In recent times, researchers are taking keen interest to employ machine learning in multi‐agent cooperation. The primary advantage of machine learning is to generate the action plans in sequence from the available sensory readings of the robots. In case of a single robot, learning the action plans from the sensory readings is straightforward. However, in the context of multi‐robot, the positional changes of the other robots act as additional inputs for the learner robot, and thus learning is relatively difficult. Several machine learning and evolutionary algorithms have been adopted over the last two decades to handle the situations. The simplest of all is the supervised learning technique that requires an exhaustive list of sensory instances and the action plan by the robots. Usually, a human experimenter provides these data from his/her long acquaintance with such problems or by direct measurement of the sensory instances and decisions. The training instances being too large, sometimes has a negative influence to the engineer, and he/she feels it uncomfortable not to miss a single instance that carries valuable mapping from sensory instance to action plan by the robots.

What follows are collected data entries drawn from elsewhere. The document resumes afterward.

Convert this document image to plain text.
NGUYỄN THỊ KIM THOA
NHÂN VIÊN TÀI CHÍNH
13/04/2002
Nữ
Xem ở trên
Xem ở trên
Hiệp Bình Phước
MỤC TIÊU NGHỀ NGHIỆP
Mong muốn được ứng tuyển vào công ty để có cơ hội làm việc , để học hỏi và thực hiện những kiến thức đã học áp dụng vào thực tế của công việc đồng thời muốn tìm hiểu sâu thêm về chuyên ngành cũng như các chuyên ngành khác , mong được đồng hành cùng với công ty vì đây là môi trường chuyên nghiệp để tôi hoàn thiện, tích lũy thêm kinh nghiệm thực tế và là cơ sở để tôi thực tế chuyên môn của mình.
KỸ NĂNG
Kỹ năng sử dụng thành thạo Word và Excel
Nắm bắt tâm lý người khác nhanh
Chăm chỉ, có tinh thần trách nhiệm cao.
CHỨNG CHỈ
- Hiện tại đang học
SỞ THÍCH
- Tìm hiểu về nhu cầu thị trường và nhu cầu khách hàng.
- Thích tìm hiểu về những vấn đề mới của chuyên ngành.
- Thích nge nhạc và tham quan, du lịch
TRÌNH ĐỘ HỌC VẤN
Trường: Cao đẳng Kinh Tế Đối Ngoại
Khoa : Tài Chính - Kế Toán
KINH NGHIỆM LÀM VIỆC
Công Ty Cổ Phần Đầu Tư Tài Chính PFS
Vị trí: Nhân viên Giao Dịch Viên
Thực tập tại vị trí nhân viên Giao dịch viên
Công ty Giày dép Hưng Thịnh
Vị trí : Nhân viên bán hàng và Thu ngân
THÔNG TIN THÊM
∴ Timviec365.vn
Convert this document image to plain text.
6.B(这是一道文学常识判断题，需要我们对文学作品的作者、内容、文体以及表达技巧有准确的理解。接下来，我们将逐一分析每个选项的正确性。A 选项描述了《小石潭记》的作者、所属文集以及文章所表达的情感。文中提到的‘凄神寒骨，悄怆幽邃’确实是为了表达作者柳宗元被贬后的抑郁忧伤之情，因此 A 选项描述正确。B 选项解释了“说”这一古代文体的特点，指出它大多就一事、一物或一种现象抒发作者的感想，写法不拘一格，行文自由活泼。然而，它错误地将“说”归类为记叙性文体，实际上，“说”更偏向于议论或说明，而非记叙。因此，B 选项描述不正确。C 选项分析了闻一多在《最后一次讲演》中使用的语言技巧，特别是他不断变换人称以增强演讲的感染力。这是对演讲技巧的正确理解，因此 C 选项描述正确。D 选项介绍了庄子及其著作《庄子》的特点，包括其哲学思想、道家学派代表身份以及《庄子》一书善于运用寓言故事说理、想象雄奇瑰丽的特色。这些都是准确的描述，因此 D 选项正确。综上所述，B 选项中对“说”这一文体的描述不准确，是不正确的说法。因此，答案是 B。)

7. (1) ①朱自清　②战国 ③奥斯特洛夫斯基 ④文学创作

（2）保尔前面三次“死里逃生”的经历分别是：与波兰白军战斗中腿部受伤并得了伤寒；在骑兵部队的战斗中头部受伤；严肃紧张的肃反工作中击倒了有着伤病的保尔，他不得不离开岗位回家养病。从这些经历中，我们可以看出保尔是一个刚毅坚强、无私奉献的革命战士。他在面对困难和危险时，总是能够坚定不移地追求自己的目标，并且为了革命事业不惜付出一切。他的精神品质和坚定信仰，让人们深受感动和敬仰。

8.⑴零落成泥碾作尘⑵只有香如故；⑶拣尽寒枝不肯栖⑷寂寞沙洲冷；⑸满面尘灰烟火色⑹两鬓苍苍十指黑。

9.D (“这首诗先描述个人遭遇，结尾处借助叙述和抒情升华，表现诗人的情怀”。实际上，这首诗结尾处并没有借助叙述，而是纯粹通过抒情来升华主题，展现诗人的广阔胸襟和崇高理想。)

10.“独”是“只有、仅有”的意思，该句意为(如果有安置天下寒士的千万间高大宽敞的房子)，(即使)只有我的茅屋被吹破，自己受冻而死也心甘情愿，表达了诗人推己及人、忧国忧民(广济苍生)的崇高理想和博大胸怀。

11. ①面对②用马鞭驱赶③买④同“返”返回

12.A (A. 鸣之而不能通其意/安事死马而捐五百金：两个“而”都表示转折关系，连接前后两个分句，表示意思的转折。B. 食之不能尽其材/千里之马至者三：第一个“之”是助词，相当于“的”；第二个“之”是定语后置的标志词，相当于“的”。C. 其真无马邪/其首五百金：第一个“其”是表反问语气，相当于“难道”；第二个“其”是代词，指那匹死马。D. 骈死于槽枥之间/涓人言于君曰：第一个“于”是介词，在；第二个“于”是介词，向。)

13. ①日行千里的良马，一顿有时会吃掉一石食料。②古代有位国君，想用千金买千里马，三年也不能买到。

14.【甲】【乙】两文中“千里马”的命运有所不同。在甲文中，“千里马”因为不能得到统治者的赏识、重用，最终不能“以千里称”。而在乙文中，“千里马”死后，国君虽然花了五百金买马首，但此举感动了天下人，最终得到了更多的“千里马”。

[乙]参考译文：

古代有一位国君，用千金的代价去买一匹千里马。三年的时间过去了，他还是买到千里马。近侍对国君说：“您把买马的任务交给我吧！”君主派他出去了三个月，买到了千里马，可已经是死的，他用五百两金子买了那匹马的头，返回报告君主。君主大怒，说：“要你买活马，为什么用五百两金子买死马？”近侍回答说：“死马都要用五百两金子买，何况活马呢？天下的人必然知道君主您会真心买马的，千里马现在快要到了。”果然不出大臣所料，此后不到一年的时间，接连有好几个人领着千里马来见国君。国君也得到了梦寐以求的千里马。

Because of the difficulty of generating training instances and excessive computational overhead to learn those instances, coupled with the need for handling dynamic situations, researchers felt the importance of reinforcement learning (RL). In RL, we need not provide any training instance, but employ a critic who provides a feedback to the learning algorithm about the possible reward/penalty of the actions by the agent. The agent/s on receiving the approximate measure of penalty/reward understands which particular sensory‐motor instances they need to learn for future planning applications. The dynamic nature of environment thus can easily be learned by RL. In the multi‐agent scenario, RL needs to take care of learning in joint state/action space of the agents. Here, each agent learns the sensory‐motor instances in the joint state/action space with an ultimate motive to learn the best actions for itself to optimize its rewards.
The superiority of evolutionary algorithms (EAs) in optimizing diverse objective functions is subjected to the No Free Lunch Theorem (NFLT).